The Real Magic of Teaching
This desire for transformative teachers is universal, and Hollywood has responded to this in fairly uniform fashion; indeed, whether it’s To Sir, with Love, Stand and Deliver, Mona Lisa Smile, or Dead Poets Society, the teacher is almost always represented as a maverick who wills students to fulfill their potential through an mixture of singular classroom activities, defiance of stultifying bureaucracy, and unique belief in the abilities of the kids in their classroom. The success of such teachers seems to rest solely upon their individual genius and willingness to defy convention.
What these movies miss are elements of the craft which are less glamorous, but just as essential to the possibility of student transformation. It’s these vital commitments that I celebrate during this year’s Teacher Appreciation Week.

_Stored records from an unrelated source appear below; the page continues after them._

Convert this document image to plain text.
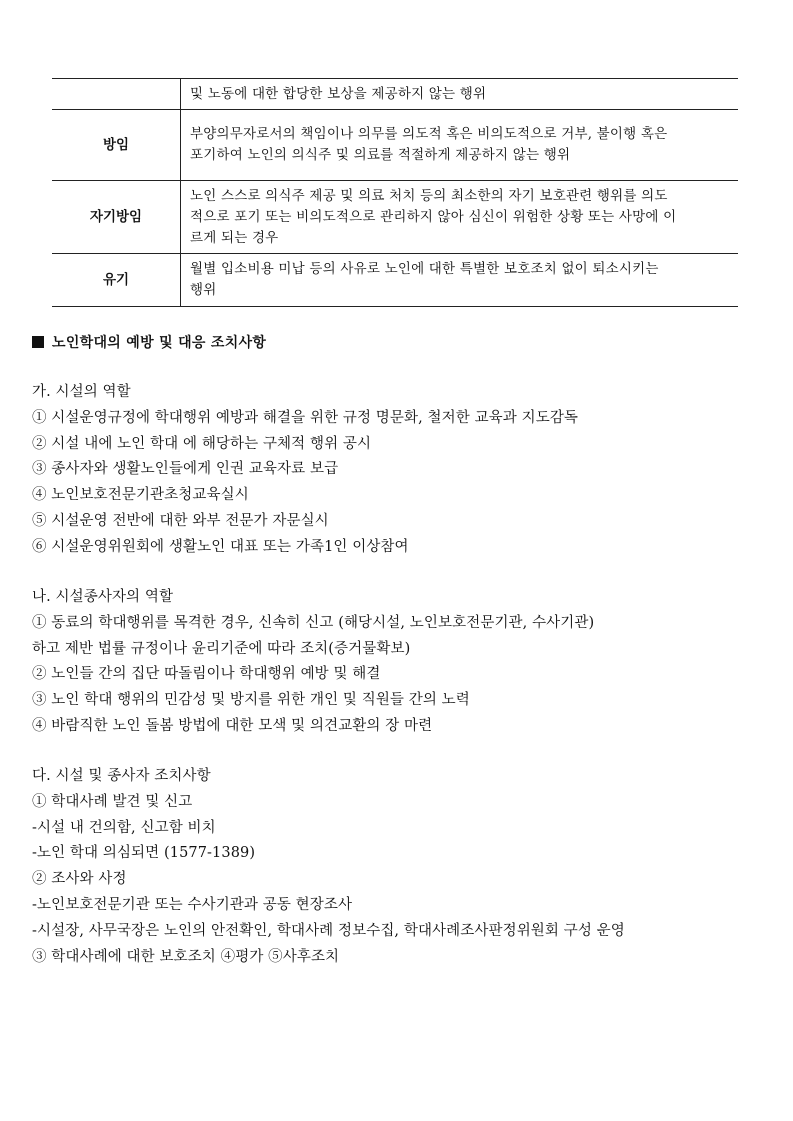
	및 노동에 대한 합당한 보상을 제공하지 않는 행위

방임	부양의무자로서의 책임이나 의무를 의도적 혹은 비의도적으로 거부, 불이행 혹은
포기하여 노인의 의식주 및 의료를 적절하게 제공하지 않는 행위

자기방임	노인 스스로 의식주 제공 및 의료 처치 등의 최소한의 자기 보호관련 행위를 의도
적으로 포기 또는 비의도적으로 관리하지 않아 심신이 위험한 상황 또는 사망에 이
르게 되는 경우

유기	월별 입소비용 미납 등의 사유로 노인에 대한 특별한 보호조치 없이 퇴소시키는
행위
노인학대의 예방 및 대응 조치사항
가. 시설의 역할
① 시설운영규정에 학대행위 예방과 해결을 위한 규정 명문화, 철저한 교육과 지도감독
② 시설 내에 노인 학대 에 해당하는 구체적 행위 공시
③ 종사자와 생활노인들에게 인권 교육자료 보급
④ 노인보호전문기관초청교육실시
⑤ 시설운영 전반에 대한 와부 전문가 자문실시
⑥ 시설운영위원회에 생활노인 대표 또는 가족1인 이상참여
나. 시설종사자의 역할
① 동료의 학대행위를 목격한 경우, 신속히 신고 (해당시설, 노인보호전문기관, 수사기관)
하고 제반 법률 규정이나 윤리기준에 따라 조치(증거물확보)
② 노인들 간의 집단 따돌림이나 학대행위 예방 및 해결
③ 노인 학대 행위의 민감성 및 방지를 위한 개인 및 직원들 간의 노력
④ 바람직한 노인 돌봄 방법에 대한 모색 및 의견교환의 장 마련
다. 시설 및 종사자 조치사항
① 학대사례 발견 및 신고
-시설 내 건의함, 신고함 비치
-노인 학대 의심되면 (1577-1389)
② 조사와 사정
-노인보호전문기관 또는 수사기관과 공동 현장조사
-시설장, 사무국장은 노인의 안전확인, 학대사례 정보수집, 학대사례조사판정위원회 구성 운영
③ 학대사례에 대한 보호조치 ④평가 ⑤사후조치
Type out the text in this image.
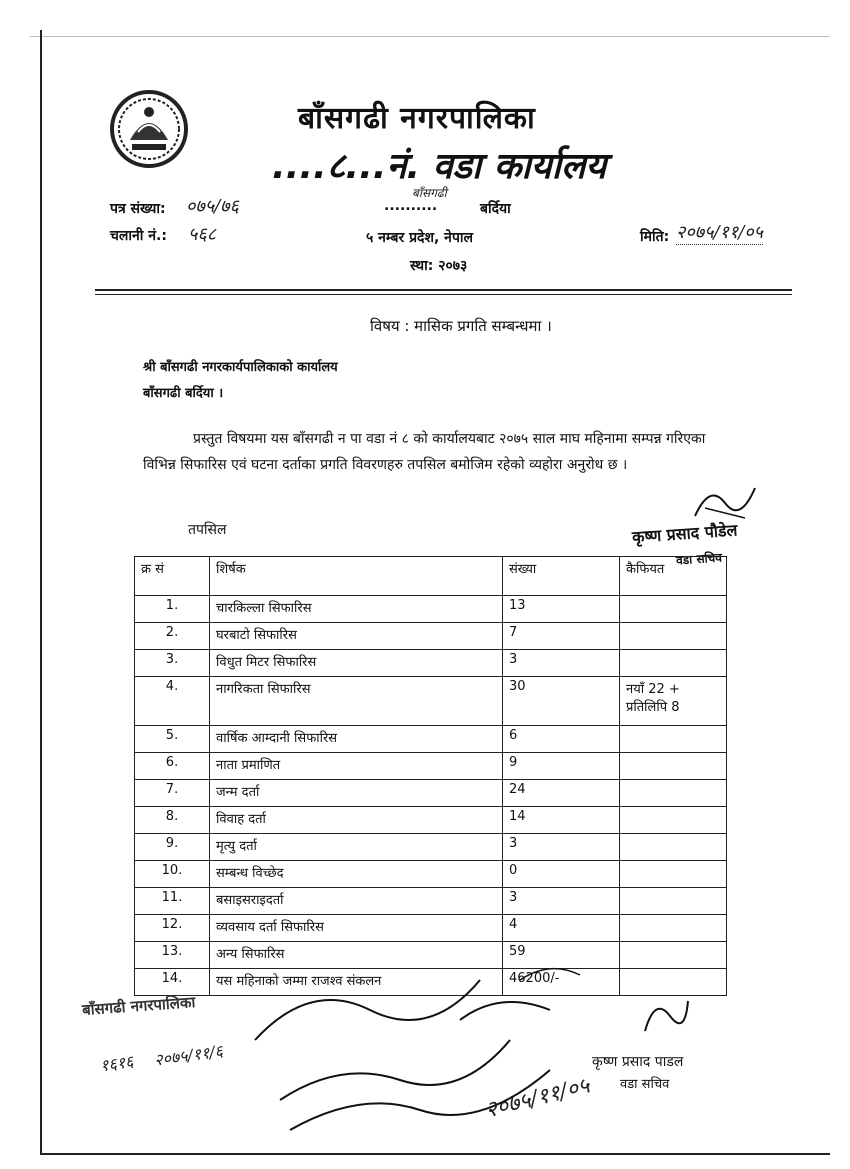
बाँसगढी नगरपालिका
....८...नं. वडा कार्यालय
पत्र संख्या: ०७५/७६
चलानी नं.: ५६८
बाँसगढी
..........	बर्दिया
५ नम्बर प्रदेश, नेपाल
स्था: २०७३
मिति: २०७५/११/०५
विषय : मासिक प्रगति सम्बन्धमा ।
श्री बाँसगढी नगरकार्यपालिकाको कार्यालय
बाँसगढी बर्दिया ।
प्रस्तुत विषयमा यस बाँसगढी न पा वडा नं ८ को कार्यालयबाट २०७५ साल माघ महिनामा सम्पन्न गरिएका विभिन्न सिफारिस एवं घटना दर्ताका प्रगति विवरणहरु तपसिल बमोजिम रहेको व्यहोरा अनुरोध छ ।
तपसिल	कृष्ण प्रसाद पौडेल
वडा सचिव
क्र सं	शिर्षक	संख्या	कैफियत
1.	चारकिल्ला सिफारिस	13	
2.	घरबाटो सिफारिस	7	
3.	विधुत मिटर सिफारिस	3	
4.	नागरिकता सिफारिस	30	नयाँ 22 + प्रतिलिपि 8
5.	वार्षिक आम्दानी सिफारिस	6	
6.	नाता प्रमाणित	9	
7.	जन्म दर्ता	24	
8.	विवाह दर्ता	14	
9.	मृत्यु दर्ता	3	
10.	सम्बन्ध विच्छेद	0	
11.	बसाइसराइदर्ता	3	
12.	व्यवसाय दर्ता सिफारिस	4	
13.	अन्य सिफारिस	59	
14.	यस महिनाको जम्मा राजश्व संकलन	46200/-	
बाँसगढी नगरपालिका
१६१६ २०७५/११/६
२०७५/११/०५
कृष्ण प्रसाद पाडल
वडा सचिव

For example, despite the pyrotechnics of a cool classroom lesson—standing on a desk to recite Whitman, say—without timely, usable feedback, students are not going to learn as much as they could. Strong teachers don't seek the center of attention; rather, they focus relentlessly on the experience of their boys. Every day they make scores of decisions in real time about how best to redirect, re-engage, restore, and respect each student in their care. And this focus extends past the school day, with hours spent reading, re-reading, and commenting on student work, all in the name of providing students with the kind of coaching that best supports learning. While not riveting movie fodder, these are the essential commitments that excellent teachers make to help actualize a child's potential.

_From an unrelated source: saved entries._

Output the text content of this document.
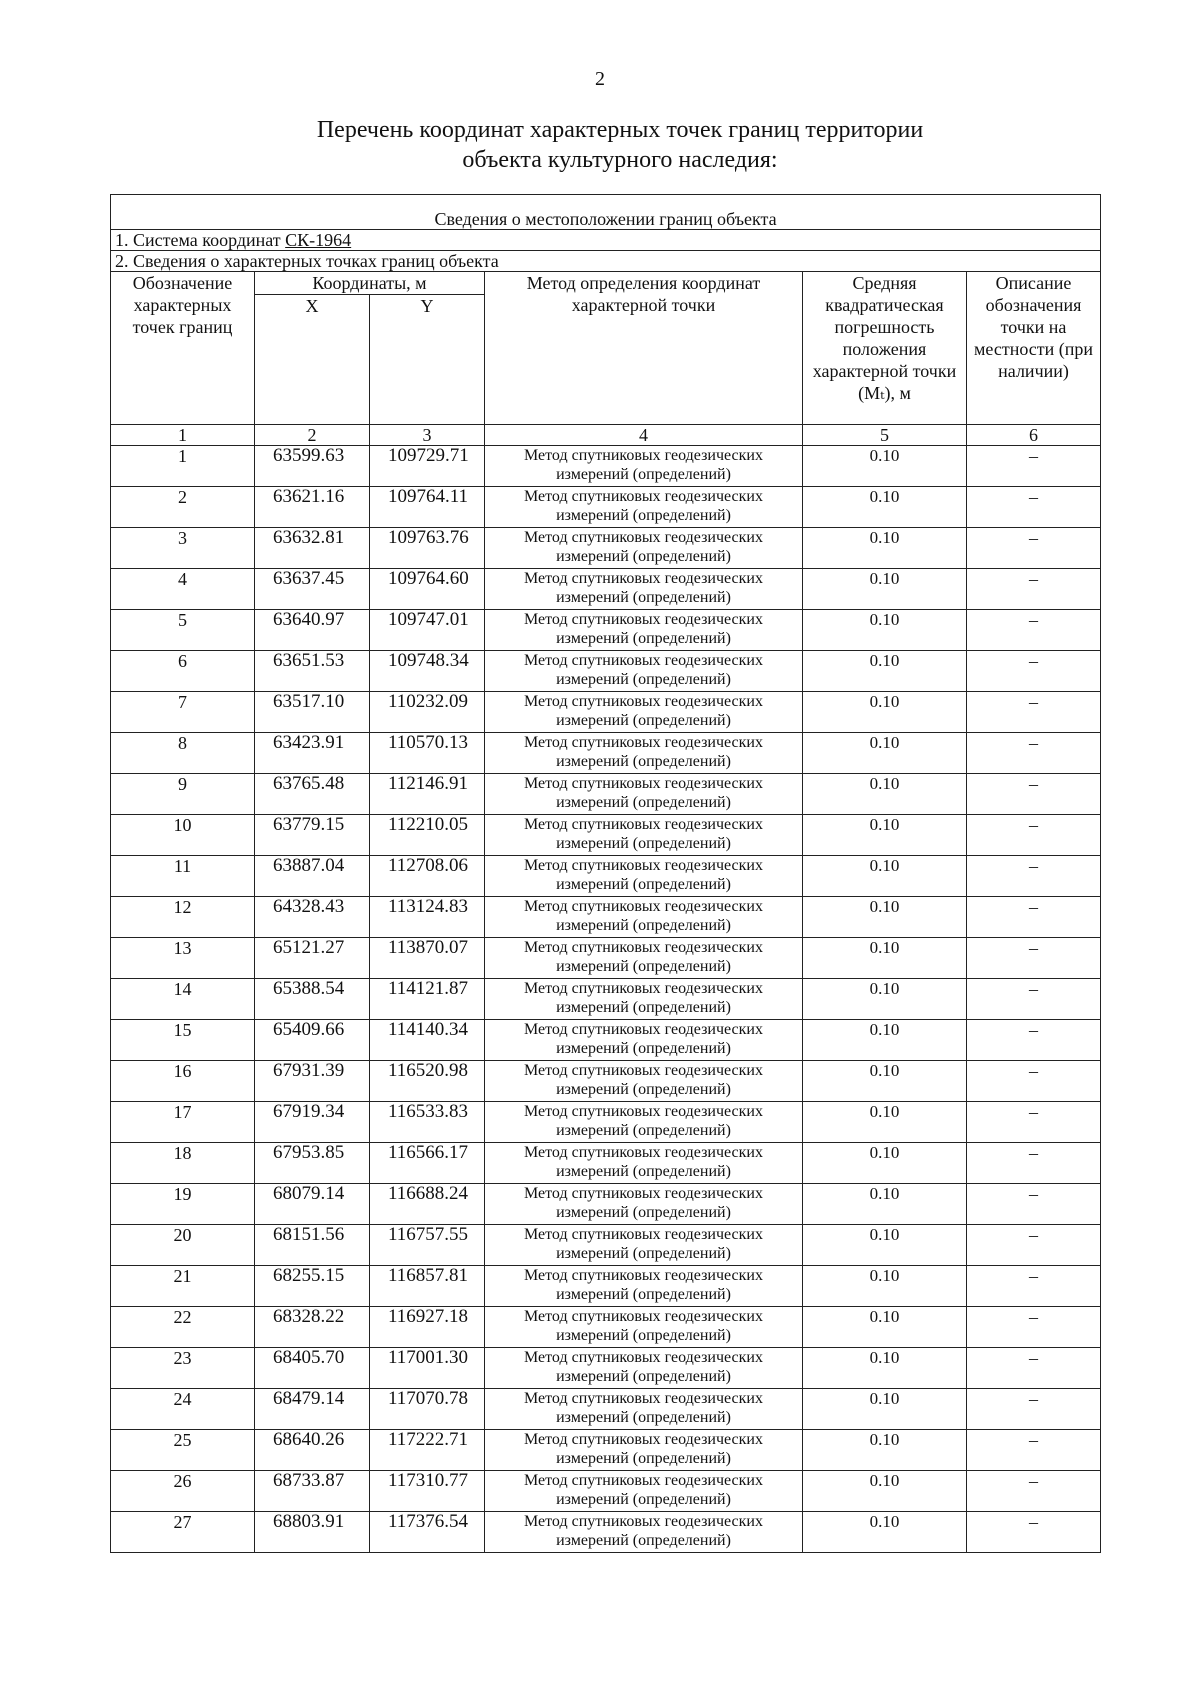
2
Перечень координат характерных точек границ территории
объекта культурного наследия:
Сведения о местоположении границ объекта					
1. Система координат СК-1964					
2. Сведения о характерных точках границ объекта					
Обозначение характерных точек границ	Координаты, м		Метод определения координат характерной точки	Средняя квадратическая погрешность положения характерной точки (Mₜ), м	Описание обозначения точки на местности (при наличии)
	X	Y			
1	2	3	4	5	6
1	63599.63	109729.71	Метод спутниковых геодезических
измерений (определений)	0.10	–
2	63621.16	109764.11	Метод спутниковых геодезических
измерений (определений)	0.10	–
3	63632.81	109763.76	Метод спутниковых геодезических
измерений (определений)	0.10	–
4	63637.45	109764.60	Метод спутниковых геодезических
измерений (определений)	0.10	–
5	63640.97	109747.01	Метод спутниковых геодезических
измерений (определений)	0.10	–
6	63651.53	109748.34	Метод спутниковых геодезических
измерений (определений)	0.10	–
7	63517.10	110232.09	Метод спутниковых геодезических
измерений (определений)	0.10	–
8	63423.91	110570.13	Метод спутниковых геодезических
измерений (определений)	0.10	–
9	63765.48	112146.91	Метод спутниковых геодезических
измерений (определений)	0.10	–
10	63779.15	112210.05	Метод спутниковых геодезических
измерений (определений)	0.10	–
11	63887.04	112708.06	Метод спутниковых геодезических
измерений (определений)	0.10	–
12	64328.43	113124.83	Метод спутниковых геодезических
измерений (определений)	0.10	–
13	65121.27	113870.07	Метод спутниковых геодезических
измерений (определений)	0.10	–
14	65388.54	114121.87	Метод спутниковых геодезических
измерений (определений)	0.10	–
15	65409.66	114140.34	Метод спутниковых геодезических
измерений (определений)	0.10	–
16	67931.39	116520.98	Метод спутниковых геодезических
измерений (определений)	0.10	–
17	67919.34	116533.83	Метод спутниковых геодезических
измерений (определений)	0.10	–
18	67953.85	116566.17	Метод спутниковых геодезических
измерений (определений)	0.10	–
19	68079.14	116688.24	Метод спутниковых геодезических
измерений (определений)	0.10	–
20	68151.56	116757.55	Метод спутниковых геодезических
измерений (определений)	0.10	–
21	68255.15	116857.81	Метод спутниковых геодезических
измерений (определений)	0.10	–
22	68328.22	116927.18	Метод спутниковых геодезических
измерений (определений)	0.10	–
23	68405.70	117001.30	Метод спутниковых геодезических
измерений (определений)	0.10	–
24	68479.14	117070.78	Метод спутниковых геодезических
измерений (определений)	0.10	–
25	68640.26	117222.71	Метод спутниковых геодезических
измерений (определений)	0.10	–
26	68733.87	117310.77	Метод спутниковых геодезических
измерений (определений)	0.10	–
27	68803.91	117376.54	Метод спутниковых геодезических
измерений (определений)	0.10	–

In the movies, teachers maintain order through their charisma, or via some dramatic gesture that brings once-wayward students in line; in To Sir, with Love, Sidney Poitier’s character wins the respect of a rebellious student by defeating him in a boxing match. But a well-run classroom is founded less on teacher charm or on epic episodes; it is the product of careful planning, reliable practices, clear expectations, and caring communication. When I walk into a classroom of 16 eight year-olds and see them working and laughing together, listening to their teacher, and still finding ways to express themselves, I know that hours of thought and practice have gone into defining that learning space. Effective classroom cultures are seldom born of extraordinary, singular moments or the teacher’s social wizardry; instead, they emerge from shared norms and habits of mind that are intentionally, patiently cultivated and affirmed throughout the year. What looks to some like “magic” is actually the product of careful, caring design.
In the same vein, our boys need encouragement—consistent, loving, aspirational encouragement—over the arc of an entire school year. On the silver screen, kids find instant turning points when the star teacher pulls them aside and gives them some Platonic combination of hard truth and emotional honesty that has been sorely lacking elsewhere in the student’s life. These moments in real school life are vanishingly rare. Boys come to accept the emotional support of their teachers on different timetables, through varied overtures, with advances and retreats and reclamations, with teacher effectiveness waxing and waning and waxing again. As practitioners, we teachers—like we parents—would love to deliver the well-timed line that earns us a page in a boy’s memoirs, the insight that marks the difference between the Boy Who Was and the Man He Is. But the wise teacher knows, from both research and practice, that a boy is a work in progress, resistant to facile slogans, and absolutely entitled to being known, loved, and challenged every day of the school year.
Not all films feature heroic teachers. The Breakfast Club, which celebrated its 40th anniversary this year, gives a glimpse into the life of a burned-out, bullying principal who has lost his way. As the school’s janitor wryly tells him: “You took a teaching position, ‘cause you thought it’d be fun, right? Thought you could have summer vacations off, and then you found out it was actually work and that really bummed you out.” Browning teachers know that teaching is, in fact, work—but this is not a reason to be bummed. This is, instead, the reason they summon their best efforts, their deepest thoughts, their warmest affections, all in the name of helping boys become their best selves. (And both boys and teachers do have a bit of fun along the way, too!) It is not because they are like the teachers in the movies that Browning teachers are excellent; it’s that they perform the things that teachers in the movies never do that makes them transformative. And this, as much as anything, is why I appreciate them—this week, and every week—so much.